Allow DSN to retrieved some a separate secret

[dlahn]

Preflight checklist

• I could not find a solution in the existing issues, docs, nor discussions.
• I agree to follow this project's Code of Conduct.
• I have read and am following this repository's Contribution Guidelines.
• I have joined the Ory Community Slack.
• I am signed up to the Ory Security Patch Newsletter.

Ory Network Project

No response

Describe your problem

We would like the ability to retrieve the DSN from a separate secret. As it is all bundled into one secret, this isn't really possible if we are using an external secret for all Ory secret values. We aren't even able to override the environment variable when an external secret is defined. We define an external secret in the chart so that we can feed in our own values for the SECRET_* values.

Describe your ideal solution

The ability to specify a separate external secret for DSN would resolve this issue.

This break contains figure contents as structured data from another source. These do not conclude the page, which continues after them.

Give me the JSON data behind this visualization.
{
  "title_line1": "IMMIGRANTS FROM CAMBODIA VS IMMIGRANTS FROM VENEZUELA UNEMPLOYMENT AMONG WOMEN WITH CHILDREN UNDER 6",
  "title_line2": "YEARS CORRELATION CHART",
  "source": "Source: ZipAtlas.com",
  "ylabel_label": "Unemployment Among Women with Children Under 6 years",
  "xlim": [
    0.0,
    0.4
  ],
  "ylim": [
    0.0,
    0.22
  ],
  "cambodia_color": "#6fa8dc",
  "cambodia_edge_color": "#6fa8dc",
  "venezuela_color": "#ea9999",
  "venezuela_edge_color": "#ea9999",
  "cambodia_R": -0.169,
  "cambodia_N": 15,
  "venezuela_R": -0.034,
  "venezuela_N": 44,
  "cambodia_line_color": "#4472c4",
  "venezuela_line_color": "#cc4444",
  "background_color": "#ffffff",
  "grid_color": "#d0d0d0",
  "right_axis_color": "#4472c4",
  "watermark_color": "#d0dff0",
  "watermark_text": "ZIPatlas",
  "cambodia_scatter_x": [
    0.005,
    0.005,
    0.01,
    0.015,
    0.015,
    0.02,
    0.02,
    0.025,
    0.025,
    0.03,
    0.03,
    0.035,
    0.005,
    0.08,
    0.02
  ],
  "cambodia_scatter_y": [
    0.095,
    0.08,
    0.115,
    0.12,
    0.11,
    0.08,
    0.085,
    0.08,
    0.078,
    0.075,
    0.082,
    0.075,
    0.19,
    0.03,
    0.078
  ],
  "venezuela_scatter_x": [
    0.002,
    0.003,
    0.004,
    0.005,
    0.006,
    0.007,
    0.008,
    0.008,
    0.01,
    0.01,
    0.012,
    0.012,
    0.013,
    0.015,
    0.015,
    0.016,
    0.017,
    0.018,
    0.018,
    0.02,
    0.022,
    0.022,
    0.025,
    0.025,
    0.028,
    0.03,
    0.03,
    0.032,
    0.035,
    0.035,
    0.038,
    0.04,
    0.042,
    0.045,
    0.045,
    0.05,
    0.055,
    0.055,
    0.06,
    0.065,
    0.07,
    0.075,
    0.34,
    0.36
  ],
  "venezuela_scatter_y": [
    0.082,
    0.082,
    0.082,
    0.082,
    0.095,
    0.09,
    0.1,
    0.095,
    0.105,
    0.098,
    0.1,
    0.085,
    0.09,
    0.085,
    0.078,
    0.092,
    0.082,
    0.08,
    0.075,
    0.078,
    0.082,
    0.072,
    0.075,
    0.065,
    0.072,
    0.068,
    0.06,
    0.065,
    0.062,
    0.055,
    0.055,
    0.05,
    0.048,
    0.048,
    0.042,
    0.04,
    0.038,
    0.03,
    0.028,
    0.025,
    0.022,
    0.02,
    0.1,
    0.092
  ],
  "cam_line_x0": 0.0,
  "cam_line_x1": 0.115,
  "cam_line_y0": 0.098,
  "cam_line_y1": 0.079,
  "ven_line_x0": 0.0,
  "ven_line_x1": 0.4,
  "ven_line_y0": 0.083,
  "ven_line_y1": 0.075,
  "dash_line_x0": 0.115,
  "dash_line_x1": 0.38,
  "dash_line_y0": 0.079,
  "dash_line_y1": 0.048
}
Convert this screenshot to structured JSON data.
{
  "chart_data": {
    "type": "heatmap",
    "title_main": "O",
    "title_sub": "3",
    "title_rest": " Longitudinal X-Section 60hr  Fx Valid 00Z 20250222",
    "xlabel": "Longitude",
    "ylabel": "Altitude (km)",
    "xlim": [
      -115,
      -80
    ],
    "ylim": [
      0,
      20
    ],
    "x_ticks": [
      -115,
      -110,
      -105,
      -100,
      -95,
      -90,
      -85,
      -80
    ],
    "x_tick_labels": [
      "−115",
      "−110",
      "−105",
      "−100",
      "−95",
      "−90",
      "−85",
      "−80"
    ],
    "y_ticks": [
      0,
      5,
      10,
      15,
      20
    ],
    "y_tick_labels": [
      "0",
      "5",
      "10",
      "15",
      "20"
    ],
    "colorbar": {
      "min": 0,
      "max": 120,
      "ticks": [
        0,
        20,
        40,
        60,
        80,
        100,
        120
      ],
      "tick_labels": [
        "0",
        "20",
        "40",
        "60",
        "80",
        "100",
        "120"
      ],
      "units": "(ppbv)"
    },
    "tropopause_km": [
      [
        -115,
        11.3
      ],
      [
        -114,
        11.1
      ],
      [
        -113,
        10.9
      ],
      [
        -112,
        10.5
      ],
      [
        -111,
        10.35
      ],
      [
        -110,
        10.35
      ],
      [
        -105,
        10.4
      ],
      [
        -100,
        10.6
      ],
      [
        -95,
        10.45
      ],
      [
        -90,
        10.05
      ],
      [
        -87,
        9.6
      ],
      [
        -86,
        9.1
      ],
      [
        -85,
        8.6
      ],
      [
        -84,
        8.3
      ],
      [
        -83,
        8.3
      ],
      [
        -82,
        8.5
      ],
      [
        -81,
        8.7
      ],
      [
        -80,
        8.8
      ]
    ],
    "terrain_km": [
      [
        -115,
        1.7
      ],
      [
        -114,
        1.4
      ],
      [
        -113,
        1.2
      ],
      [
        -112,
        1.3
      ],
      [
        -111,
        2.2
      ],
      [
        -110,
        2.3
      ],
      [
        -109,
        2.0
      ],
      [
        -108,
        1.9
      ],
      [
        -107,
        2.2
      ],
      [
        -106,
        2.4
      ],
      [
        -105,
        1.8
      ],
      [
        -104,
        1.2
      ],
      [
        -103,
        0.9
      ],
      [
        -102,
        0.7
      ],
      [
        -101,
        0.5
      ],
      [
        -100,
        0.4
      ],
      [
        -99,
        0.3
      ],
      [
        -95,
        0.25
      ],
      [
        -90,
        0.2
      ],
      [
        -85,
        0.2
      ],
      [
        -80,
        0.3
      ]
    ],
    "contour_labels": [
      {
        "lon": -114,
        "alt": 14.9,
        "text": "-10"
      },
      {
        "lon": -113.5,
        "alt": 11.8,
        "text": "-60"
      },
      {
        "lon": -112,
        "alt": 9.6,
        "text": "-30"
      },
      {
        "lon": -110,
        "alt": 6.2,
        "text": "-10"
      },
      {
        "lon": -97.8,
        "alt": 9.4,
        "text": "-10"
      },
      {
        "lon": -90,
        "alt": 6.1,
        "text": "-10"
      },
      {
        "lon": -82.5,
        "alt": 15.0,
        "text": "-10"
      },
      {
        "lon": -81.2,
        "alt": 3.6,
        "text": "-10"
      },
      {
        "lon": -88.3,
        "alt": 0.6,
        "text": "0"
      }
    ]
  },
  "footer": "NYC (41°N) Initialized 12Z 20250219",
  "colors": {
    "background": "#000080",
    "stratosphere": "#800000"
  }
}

Workarounds or alternatives

The only way to workaround this (from what I can see) would be to let Ory create its own secret, but then we would lose control of being able to send in the other values.

Version

0.42.1

Additional Context

No response

[Demonsthere]

Hello there!
After some consideration, I think the current chart does support your use-case, even though it may require a slight workaround:

1. Using the chart values define the required secrets and a initial, fake DSN (basically set it to a foobar value)
2. Using the extraEnv inject into the pods a new DSN value which takes data from your pre-defined secret
3. The result should be that the DSN env overrides the config value and the application consumed your supplied DSN value, only defaulting to the foobar if the target secret is missing or not accessable.

[dlahn]

The issue is that if we add extraEnv, it will create duplicate environment variables and it will not validate.